Поехал домой Ребров только на майские праздники. Приплыл на ройках в ее деревню, но к ней сразу не пошел, остался у магазина. Тут было людно, шумно, он выпил с одними, с другими, но в душе у него стоял озноб. И вдруг он увидал ее. Она шла по улице под ручку с одним знакомым малым. Ребята, что пили с Ребровым, знавшие про его любовь, как будто сразу осеклись, замолкли.
Она тоже увидала его. И как будто желая спрятать своего парня от Реброва, вдруг суетливо повернулась – спиной, очень тесно к тому, парню, и грудью к Реброву. Без улыбки, и только с перепуганным лицом, как будто птичка, защищающая своего птенца.
Ребров шагнул к ней, хотел только поговорить, но она вдруг стала пятиться от него назад, толкая спиной и этого малого. Ребров сразу все понял. В его душе, тронутой уже водкой, как что-то вспыхнуло. Он вынул свой нож и шагнул к ним. Он должен был убить этого малого, а после – все равно, будь, что будет.

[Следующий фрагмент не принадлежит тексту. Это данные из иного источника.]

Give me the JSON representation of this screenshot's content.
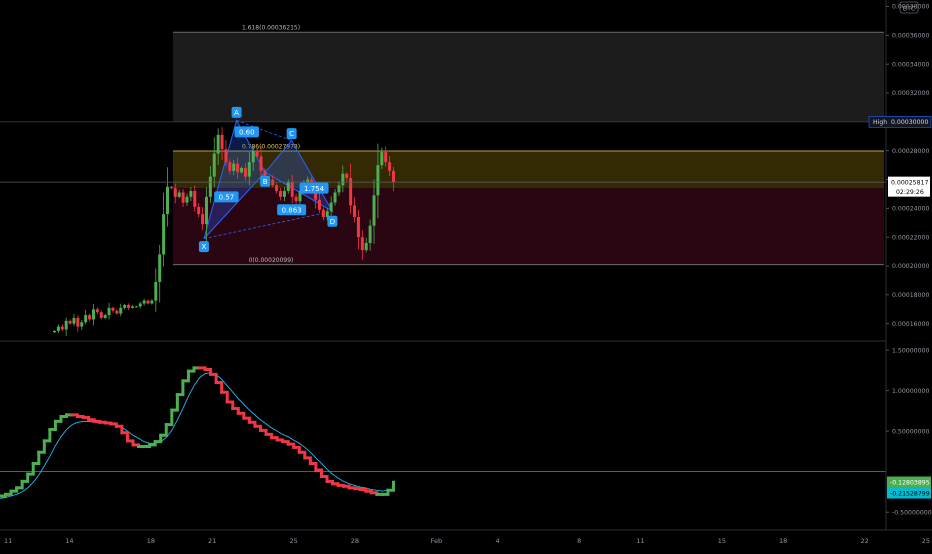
{
  "chart_data": [
    {
      "type": "candlestick",
      "panel": "price",
      "currency_badge": "BTC",
      "y_ticks": [
        "0.00038000",
        "0.00036000",
        "0.00034000",
        "0.00032000",
        "0.00028000",
        "0.00026000",
        "0.00024000",
        "0.00022000",
        "0.00020000",
        "0.00018000",
        "0.00016000"
      ],
      "ylim": [
        0.000148,
        0.0003845
      ],
      "grid": false,
      "current_price": "0.00025817",
      "current_value": 0.00025817,
      "countdown": "02:29:26",
      "high_label": "High",
      "high_price": "0.00030000",
      "high_value": 0.0003,
      "fib_levels": [
        {
          "label": "1.618(0.00036215)",
          "value": 0.00036215
        },
        {
          "label": "0.786(0.00027978)",
          "value": 0.00027978
        },
        {
          "label": "0(0.00020099)",
          "value": 0.00020099
        }
      ],
      "harmonic_points": [
        {
          "label": "X",
          "x": 20.6,
          "y": 0.000219
        },
        {
          "label": "A",
          "x": 22.2,
          "y": 0.000301
        },
        {
          "label": "B",
          "x": 23.6,
          "y": 0.000265
        },
        {
          "label": "C",
          "x": 24.9,
          "y": 0.000287
        },
        {
          "label": "D",
          "x": 26.9,
          "y": 0.000238
        }
      ],
      "harmonic_ratios": [
        {
          "label": "0.60",
          "x": 22.7,
          "y": 0.000293
        },
        {
          "label": "0.57",
          "x": 21.7,
          "y": 0.000248
        },
        {
          "label": "0.863",
          "x": 24.9,
          "y": 0.000239
        },
        {
          "label": "1.754",
          "x": 26.0,
          "y": 0.000254
        }
      ],
      "closes": [
        0.000155,
        0.000158,
        0.000156,
        0.000162,
        0.00016,
        0.000164,
        0.000158,
        0.000161,
        0.000166,
        0.000163,
        0.00017,
        0.000168,
        0.000164,
        0.000166,
        0.000171,
        0.000169,
        0.000167,
        0.000171,
        0.000173,
        0.000171,
        0.000172,
        0.000172,
        0.000174,
        0.000176,
        0.000174,
        0.000176,
        0.000189,
        0.000208,
        0.000236,
        0.000255,
        0.000254,
        0.000248,
        0.000251,
        0.000244,
        0.000248,
        0.000252,
        0.000241,
        0.000236,
        0.000229,
        0.000248,
        0.000262,
        0.000278,
        0.000291,
        0.000281,
        0.000272,
        0.000266,
        0.000271,
        0.000265,
        0.000268,
        0.000262,
        0.000272,
        0.00028,
        0.000276,
        0.000266,
        0.000261,
        0.00026,
        0.000256,
        0.000252,
        0.000248,
        0.000252,
        0.000258,
        0.000248,
        0.000245,
        0.000252,
        0.000257,
        0.00026,
        0.000254,
        0.000246,
        0.000239,
        0.000234,
        0.000238,
        0.000244,
        0.000251,
        0.000256,
        0.000264,
        0.000261,
        0.000242,
        0.000234,
        0.00022,
        0.000211,
        0.000216,
        0.000228,
        0.000249,
        0.00027,
        0.000279,
        0.000272,
        0.000266,
        0.000258
      ]
    },
    {
      "type": "line",
      "panel": "oscillator",
      "y_ticks": [
        "1.50000000",
        "1.00000000",
        "0.50000000",
        "-0.50000000"
      ],
      "ylim": [
        -0.72,
        1.6
      ],
      "zero_value": 0,
      "series": [
        {
          "role": "main",
          "color_up": "#4caf50",
          "color_down": "#f23645",
          "values": [
            -0.3,
            -0.28,
            -0.24,
            -0.2,
            -0.12,
            -0.03,
            0.1,
            0.24,
            0.38,
            0.52,
            0.62,
            0.68,
            0.7,
            0.7,
            0.68,
            0.67,
            0.64,
            0.62,
            0.61,
            0.6,
            0.59,
            0.56,
            0.48,
            0.38,
            0.33,
            0.31,
            0.31,
            0.33,
            0.37,
            0.45,
            0.58,
            0.76,
            0.95,
            1.12,
            1.24,
            1.28,
            1.28,
            1.26,
            1.2,
            1.1,
            0.98,
            0.86,
            0.78,
            0.72,
            0.66,
            0.61,
            0.56,
            0.51,
            0.46,
            0.42,
            0.39,
            0.37,
            0.34,
            0.3,
            0.24,
            0.17,
            0.1,
            0.02,
            -0.06,
            -0.12,
            -0.15,
            -0.17,
            -0.18,
            -0.2,
            -0.21,
            -0.22,
            -0.24,
            -0.26,
            -0.28,
            -0.28,
            -0.23,
            -0.13
          ]
        },
        {
          "role": "signal",
          "color": "#29b6f6",
          "values": [
            -0.33,
            -0.32,
            -0.3,
            -0.28,
            -0.25,
            -0.2,
            -0.13,
            -0.04,
            0.07,
            0.19,
            0.32,
            0.43,
            0.52,
            0.58,
            0.61,
            0.62,
            0.62,
            0.61,
            0.6,
            0.6,
            0.59,
            0.58,
            0.55,
            0.5,
            0.45,
            0.41,
            0.37,
            0.35,
            0.35,
            0.37,
            0.42,
            0.51,
            0.64,
            0.78,
            0.93,
            1.06,
            1.16,
            1.21,
            1.22,
            1.2,
            1.14,
            1.06,
            0.98,
            0.9,
            0.83,
            0.76,
            0.7,
            0.64,
            0.59,
            0.54,
            0.5,
            0.46,
            0.43,
            0.39,
            0.35,
            0.3,
            0.24,
            0.17,
            0.1,
            0.03,
            -0.03,
            -0.08,
            -0.12,
            -0.15,
            -0.17,
            -0.19,
            -0.2,
            -0.22,
            -0.23,
            -0.24,
            -0.23,
            -0.22
          ]
        }
      ],
      "last_main": "-0.12803895",
      "last_main_value": -0.128,
      "last_signal": "-0.21528799",
      "last_signal_value": -0.215
    }
  ],
  "x_axis": {
    "ticks": [
      {
        "label": "11",
        "x": 11
      },
      {
        "label": "14",
        "x": 14
      },
      {
        "label": "18",
        "x": 18
      },
      {
        "label": "21",
        "x": 21
      },
      {
        "label": "25",
        "x": 25
      },
      {
        "label": "28",
        "x": 28
      },
      {
        "label": "Feb",
        "x": 32
      },
      {
        "label": "4",
        "x": 35
      },
      {
        "label": "8",
        "x": 39
      },
      {
        "label": "11",
        "x": 42
      },
      {
        "label": "15",
        "x": 46
      },
      {
        "label": "18",
        "x": 49
      },
      {
        "label": "22",
        "x": 53
      },
      {
        "label": "25",
        "x": 56
      }
    ],
    "xlim": [
      10.6,
      56.3
    ]
  },
  "colors": {
    "background": "#000000",
    "up": "#4caf50",
    "down": "#f23645",
    "signal": "#29b6f6",
    "harmonic": "#2962ff",
    "fib_upper_band": "#1c1c1c",
    "fib_gold_band": "#5c4d0a",
    "fib_lower_band": "#2a0613",
    "text": "#9598a1",
    "axis_line": "#2a2e39"
  }
}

И вдруг она бросилась на него, на нож в его руке, обвила руками шею, стала целовать лицо, толкать его грудью назад. Он даже нож свой не успел убрать, и тот застрял между ними, лезвием в нее, а она все целовала его и толкала назад. Он уже чувствовал, что режет ее, но она целовала и толкала. Наконец, он выкинул руку с ножом вбок, глянул – лезвие было красным. Другой рукой Ребров отстранил ей плечо, чтобы увидеть ее платье, – и на платье расплывалось пятно того же цвета.
Как что-то натянутое в нем, долго и сильно, вдруг оборвалось. Он протянул к кровавому пятну на ее платье руку, но она сразу опрянула от него. Он посмотрел ей в глаза, в них был только страх. Он разжал руку с ножом, и тот упал на дорогу, – прижал обе ладони к своему лицу, повернулся и медленно пошел прочь. Ноги привели его к озеру, он забрался в свою лодку и сел. Но что-то вдруг сдавило ему горло, подкатило снизу, он зажал ладонями глаза и затрясся. Скоро прибежал за ним его младший братишка, и Ребров захватил рукой из озера холодную майскую воду и плеснул ее себе в лицо.
Дома он собрал свою спортивную сумку, потряс за плечо, да так и не разбудил пьяного отца, и пошел в ночь за двадцать километров на станцию. Пассажирский поезд останавливался здесь раз в сутки. По четным дням – в сторону Питера, по нечетным – на Москву. Раннее утро оказалось нечетным, и Ребров уехал в Москву. Если бы утро оказалось четным, то поезд привез бы Реброва в Питер. Там жил и работал на заводе его дядька по матери, хороший и непьющий мужик. Он, когда приезжал в отпуск, всегда звал Реброва к себе, на свой завод.
Но выпал нечет. Ребров уехал в Москву и стал там сначала бандитом, а потом киллером. В свою деревню он никогда больше не вернулся.